It felt like summer was officially here this weekend, hooray! Perhaps all our moaning and groaning about the rain (which really, is pretty much to be expected in Vancouver. The rain, that is) has done the trick and we're now going to be able to enjoy some sunshine. Man, it feels so good. On the way over to the beach (I was visiting a client post-partum who is lucky enough to live just steps away from this) and heading up a packed 4th Ave I couldn't even feel annoyed at how slow everything was going as everyone just seemed so happy! There were sandals, smells of sunscreen, straw hats and beach bags and everyone had giant grins on their faces. Ha, obviously we've been waiting for this! We grabbed some food from the concession stand and headed down to stare out at the ocean before walking our way back along the water front to find a bus. The vitamin d was good to us and I can't wait to get back out there today once I make some kind of dent in my to-do list!

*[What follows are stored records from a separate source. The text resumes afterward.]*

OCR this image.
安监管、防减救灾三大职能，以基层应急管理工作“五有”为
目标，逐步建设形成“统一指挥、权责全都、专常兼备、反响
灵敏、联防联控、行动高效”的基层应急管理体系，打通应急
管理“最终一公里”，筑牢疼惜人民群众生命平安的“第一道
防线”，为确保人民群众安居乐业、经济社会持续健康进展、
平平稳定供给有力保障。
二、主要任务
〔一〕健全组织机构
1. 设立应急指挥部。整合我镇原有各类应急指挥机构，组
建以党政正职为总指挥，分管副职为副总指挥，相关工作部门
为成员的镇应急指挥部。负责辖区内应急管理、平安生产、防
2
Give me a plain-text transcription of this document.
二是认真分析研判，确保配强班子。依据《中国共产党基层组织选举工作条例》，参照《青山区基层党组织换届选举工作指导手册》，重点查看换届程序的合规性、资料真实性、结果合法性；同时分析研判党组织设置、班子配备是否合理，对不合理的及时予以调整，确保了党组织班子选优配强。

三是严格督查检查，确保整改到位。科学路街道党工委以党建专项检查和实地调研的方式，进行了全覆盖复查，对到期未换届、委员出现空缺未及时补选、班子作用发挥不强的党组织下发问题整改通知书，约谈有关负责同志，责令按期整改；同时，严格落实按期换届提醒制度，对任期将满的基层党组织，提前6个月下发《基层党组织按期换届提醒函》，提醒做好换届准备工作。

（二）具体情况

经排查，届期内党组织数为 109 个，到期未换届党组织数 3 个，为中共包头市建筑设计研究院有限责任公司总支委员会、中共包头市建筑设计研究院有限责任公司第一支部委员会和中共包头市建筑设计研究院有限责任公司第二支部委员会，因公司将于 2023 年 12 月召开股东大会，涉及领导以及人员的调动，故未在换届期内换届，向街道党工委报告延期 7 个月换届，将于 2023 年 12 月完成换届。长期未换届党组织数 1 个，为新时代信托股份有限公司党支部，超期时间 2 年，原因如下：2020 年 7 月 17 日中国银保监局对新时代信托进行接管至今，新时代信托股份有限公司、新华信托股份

I'm usually more of a spring and autumn girl, but I've definitely been at that stage where spring is ending and I'm craving the sun over the past wee while. Summer fashion starts coming out and I get excited about breezy dresses and sandals. That is, until summer actually hits and I remember how uncomfortable I often feel in those clothes. In my head I think I'm going to wear all these cute shorts and swimsuits, until my inner fat girl monologue gets the better of me and I either end up trying to cover up or just not putting myself in situations where seasonally appropriate dress would be expected (the beach, a barbecue, trip to the pools and the like) for fear of being swallowed by self consciousness. There was once a summer (or two, wince) as a way more insecure teen where I wore jeans no matter what the weather because I had such a loathing of my legs. I don't know if it's me getting older, or having become more familiar and involved in the fat and body acceptance movement or saving money so having a limited amount of clothing choices available to me, but this year I've said screw it. I am no longer going to swelter and actually be more uncomfortable because I'm not the right shape. Bring on the short skirts, rompers and hopefully one of theseswimsuits. What I can't find, I'm going to try and make and I plan to enjoy all of summer this year!
ha, so yes you can't actually see my seasonally appropriate wear in this photo but I didn't realise it was just a shot of my top half until we got home!